17 agosto 2009
Tengo los videos de entrevistas con sobrevivientes que grabé en enero de 1998, un mes después de la masacre de Acteal. Nunca como ese día me sentí extranjera en mi país; las carreteras tapizadas de militares agresivos y violentos, la descalificación estratégica que el gobierno de Zedillo y el procurador Madrazo hacían tanto de movimientos sociales como de periodistas que se atrevían a dar voz a las comunidades indígenas en resistencia, generaron un ambiente hostil que en aquel entonces sólo se reflejaba plenamente en las páginas de La Jornada y en las crónicas de corresponsales extranjeros.
La manta anuncia que hemos llegado a la comunidad de Acteal de Las Abejas, municipio pacifista de Chenalhó. Margarita habla frente a mi cámara: rezaban cuando los paramilitares les rodearon, ella cayó al suelo y sobre su espalda un muerto como escudo le salvó la vida. Allí tirada, inmóvil, desde el ángulo de su mirada registró el rostro de 10 hombres que nunca olvidará. Muestra fotografías de su madre y su hermano asesinados. Aquí nadie usa armas, ni creemos en matar, dice un joven sobreviviente; los paramilitares lo sabían.
Cuando regresé unos meses después ya habían construido un modesto mausoleo para sus muertos, exigían justicia, no venganza. La solidez moral de esa comunidad me conmovió profundamente. De los 200 miembros del grupo paramilitar que se identificaba con el PRI, casi todos eran conocidos de nombre y rostro por la gente de Chenalhó. Visité el territorio de los priístas y los evangélicos, libres de vigilancia militar. Reportando los hechos concretos se hizo evidente que la versión del gobierno y de medios oficiales había logrado polarizar a la opinión pública. Radicalizar y simplificar hechos facilita el abuso de poder y las injusticias. Cuando se siembra odio se cosechan impunidad y violencia. Pero la comunidad de Las Abejas decidió creer que la autoridad federal haría su trabajo; evidencias y testigos sobraban. Una víctima jamás olvida el rostro del torturador o el asesino, a las y los sobrevivientes les fue fácil señalar a los paramilitares asesinos.
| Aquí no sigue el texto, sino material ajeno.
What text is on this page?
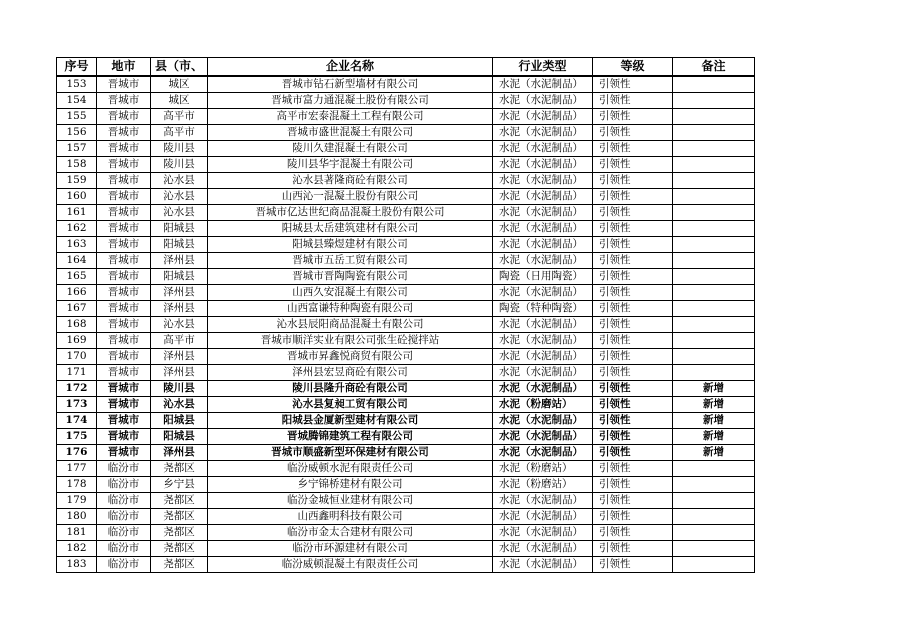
序号	地市	县（市、	企业名称	行业类型	等级	备注
153	晋城市	城区	晋城市钻石新型墙材有限公司	水泥（水泥制品）	引领性	
154	晋城市	城区	晋城市富力通混凝土股份有限公司	水泥（水泥制品）	引领性	
155	晋城市	高平市	高平市宏泰混凝土工程有限公司	水泥（水泥制品）	引领性	
156	晋城市	高平市	晋城市盛世混凝土有限公司	水泥（水泥制品）	引领性	
157	晋城市	陵川县	陵川久建混凝土有限公司	水泥（水泥制品）	引领性	
158	晋城市	陵川县	陵川县华宇混凝土有限公司	水泥（水泥制品）	引领性	
159	晋城市	沁水县	沁水县著隆商砼有限公司	水泥（水泥制品）	引领性	
160	晋城市	沁水县	山西沁一混凝土股份有限公司	水泥（水泥制品）	引领性	
161	晋城市	沁水县	晋城市亿达世纪商品混凝土股份有限公司	水泥（水泥制品）	引领性	
162	晋城市	阳城县	阳城县太岳建筑建材有限公司	水泥（水泥制品）	引领性	
163	晋城市	阳城县	阳城县臻煜建材有限公司	水泥（水泥制品）	引领性	
164	晋城市	泽州县	晋城市五岳工贸有限公司	水泥（水泥制品）	引领性	
165	晋城市	阳城县	晋城市晋陶陶瓷有限公司	陶瓷（日用陶瓷）	引领性	
166	晋城市	泽州县	山西久安混凝土有限公司	水泥（水泥制品）	引领性	
167	晋城市	泽州县	山西富谦特种陶瓷有限公司	陶瓷（特种陶瓷）	引领性	
168	晋城市	沁水县	沁水县辰阳商品混凝土有限公司	水泥（水泥制品）	引领性	
169	晋城市	高平市	晋城市顺洋实业有限公司张生砼搅拌站	水泥（水泥制品）	引领性	
170	晋城市	泽州县	晋城市昇鑫悦商贸有限公司	水泥（水泥制品）	引领性	
171	晋城市	泽州县	泽州县宏昱商砼有限公司	水泥（水泥制品）	引领性	
172	晋城市	陵川县	陵川县隆升商砼有限公司	水泥（水泥制品）	引领性	新增
173	晋城市	沁水县	沁水县复昶工贸有限公司	水泥（粉磨站）	引领性	新增
174	晋城市	阳城县	阳城县金厦新型建材有限公司	水泥（水泥制品）	引领性	新增
175	晋城市	阳城县	晋城腾锦建筑工程有限公司	水泥（水泥制品）	引领性	新增
176	晋城市	泽州县	晋城市顺盛新型环保建材有限公司	水泥（水泥制品）	引领性	新增
177	临汾市	尧都区	临汾威顿水泥有限责任公司	水泥（粉磨站）	引领性	
178	临汾市	乡宁县	乡宁锦桥建材有限公司	水泥（粉磨站）	引领性	
179	临汾市	尧都区	临汾金城恒业建材有限公司	水泥（水泥制品）	引领性	
180	临汾市	尧都区	山西鑫明科技有限公司	水泥（水泥制品）	引领性	
181	临汾市	尧都区	临汾市金太合建材有限公司	水泥（水泥制品）	引领性	
182	临汾市	尧都区	临汾市环源建材有限公司	水泥（水泥制品）	引领性	
183	临汾市	尧都区	临汾威顿混凝土有限责任公司	水泥（水泥制品）	引领性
Sólo cinco de ellos confesaron. Lorenzo Pérez Vázquez, uno de los confesos fue liberado por la Suprema Corte. Ochenta y tres paramilitares siguen sujetos a proceso, y ahora tienen posibilidad de salir libres. Cuando la Suprema Corte revisó los expedientes y halló fallas técnicas, pudo haber ordenado que se repusiera el procedimiento, ¿cómo liberar a un asesino que además de haber sido identificado se confesó? ¿Por qué no reponer el procedimiento y además enjuiciar al ex procurador Madrazo por haber forzado un proceso judicial que pudo haber sido de justicia ejemplar? ¿Por qué no juzgar a los ministerios públicos que entorpecieron el caso respondiendo a órdenes políticas? Que la Corte evidencie las fallas estructurales y técnicas del sistema de justicia es bueno; lo sospechoso es la pronta liberación; el ministro Cossío dijo que su resolución no avala la inocencia, sino fallas del procedimiento.
La historia de México está plagada de culpables que están libres gracias a los tecnicismos legales y a las decisiones políticas que los avalan. Y de inocentes presos por las mismas razones. Acteal es y será una herida abierta para México, sangra ahora por la incapacidad del Estado para proteger a las víctimas y por enviciar aún más el putrefacto sistema de justicia penal.